Verticaal tegenoverliggende hoeken zijn gelijk , d.w.z. \(\angle 1 \) = \(\angle 2 \) , \(\angle 3\) = \(\angle4\)
Alternatieve, overeenkomstige, binnen- en buitenhoeken

Wanneer een transversaal (een lijn die door twee lijnen in hetzelfde vlak op twee verschillende punten gaat) twee lijnen snijdt, worden er acht hoeken gevormd. Deze acht hoeken kunnen worden ingedeeld in vier groepen, zoals hieronder:

  1. Hoeken 3 en 4; hoeken 5 en 6 worden binnenhoeken genoemd. Hoeken 4 en 6 en hoeken 3 en 5 vormen een paar co-binnenhoeken.
  2. Hoeken 1 en 5; hoeken 2 en 6; hoeken 4 en 8 en hoeken 3 en 7 vormen een paar overeenkomstige hoeken .
  3. Hoeken 1, 2, 7 en 8 zijn buitenhoeken.
  4. Hoeken 4 en 5; hoeken 3 en 6 vormen een paar afwisselende hoeken.

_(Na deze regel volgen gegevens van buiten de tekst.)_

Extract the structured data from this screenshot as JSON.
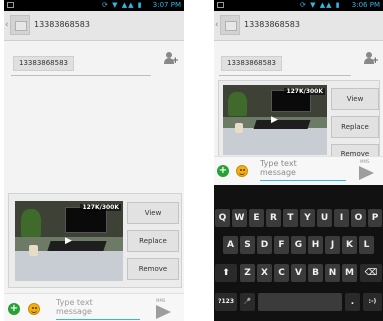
{
  "status_bar": {
    "left_time": "3:07 PM",
    "right_time": "3:06 PM"
  },
  "thread": {
    "title": "13383868583"
  },
  "recipient": {
    "chip": "13383868583"
  },
  "attachment": {
    "size_label": "127K/300K",
    "view_label": "View",
    "replace_label": "Replace",
    "remove_label": "Remove"
  },
  "compose": {
    "placeholder_line1": "Type text",
    "placeholder_line2": "message",
    "mms_label": "MMS"
  },
  "keyboard": {
    "row1": [
      "Q",
      "W",
      "E",
      "R",
      "T",
      "Y",
      "U",
      "I",
      "O",
      "P"
    ],
    "row2": [
      "A",
      "S",
      "D",
      "F",
      "G",
      "H",
      "J",
      "K",
      "L"
    ],
    "row3": [
      "Z",
      "X",
      "C",
      "V",
      "B",
      "N",
      "M"
    ],
    "symbols_label": "?123",
    "mic_label": "🎤",
    "period_label": ".",
    "enter_label": ":-)",
    "shift_label": "⬆",
    "delete_label": "⌫"
  },
  "colors": {
    "accent": "#33b5e5",
    "add_icon": "#27a135"
  }
}
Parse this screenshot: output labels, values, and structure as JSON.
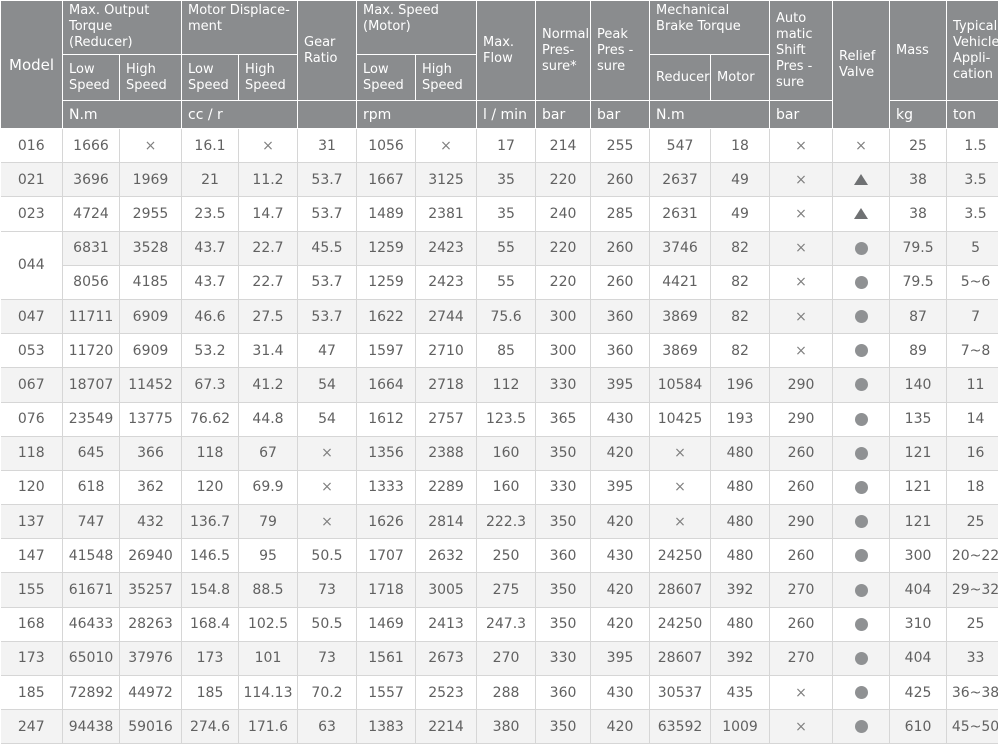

Wanneer een transversale lijn twee evenwijdige lijnen snijdt, geldt het volgende:

  1. De som van de maten van alle vier de binnenhoeken is 360°, d.w.z. \(\angle 3 + \angle 4 + \angle 5 + \angle 6 = 360°\)
  2. De som van de maat van een co-interne hoek is 180°, d.w.z. \(\angle 3 + \angle5 = 180°, \angle 4 + \angle 6 = 180°\)
  3. De som van de maten van alle vier de buitenhoeken is 360°, d.w.z. \(\angle1 + \angle2 + \angle7 + \angle8 = 360°\)
  4. Afwisselende hoeken zijn gelijk, d.w.z. \(\angle 4 = \angle 5, \angle 3 = \angle 6\)
  5. De overeenkomstige hoeken zijn gelijk, d.w.z. \(\angle 2 = \angle 6, \angle 1 = \angle 5, \angle 4 = \angle 8, \angle 3 = \angle 7\)

Omgekeerd gelden ook de volgende beweringen:

  • Als twee lijnen door een dwarslijn zodanig worden gesneden dat twee overeenkomstige hoeken even groot zijn, dan zijn de twee lijnen evenwijdig.
  • Als twee lijnen door een dwarslijn zodanig worden gesneden dat twee afwisselende hoeken even groot zijn, dan zijn de twee lijnen evenwijdig.
  • Als twee lijnen door een dwarslijn zodanig worden gesneden dat de som van de gelijke binnenhoeken 180º bedraagt, dan zijn de twee lijnen evenwijdig.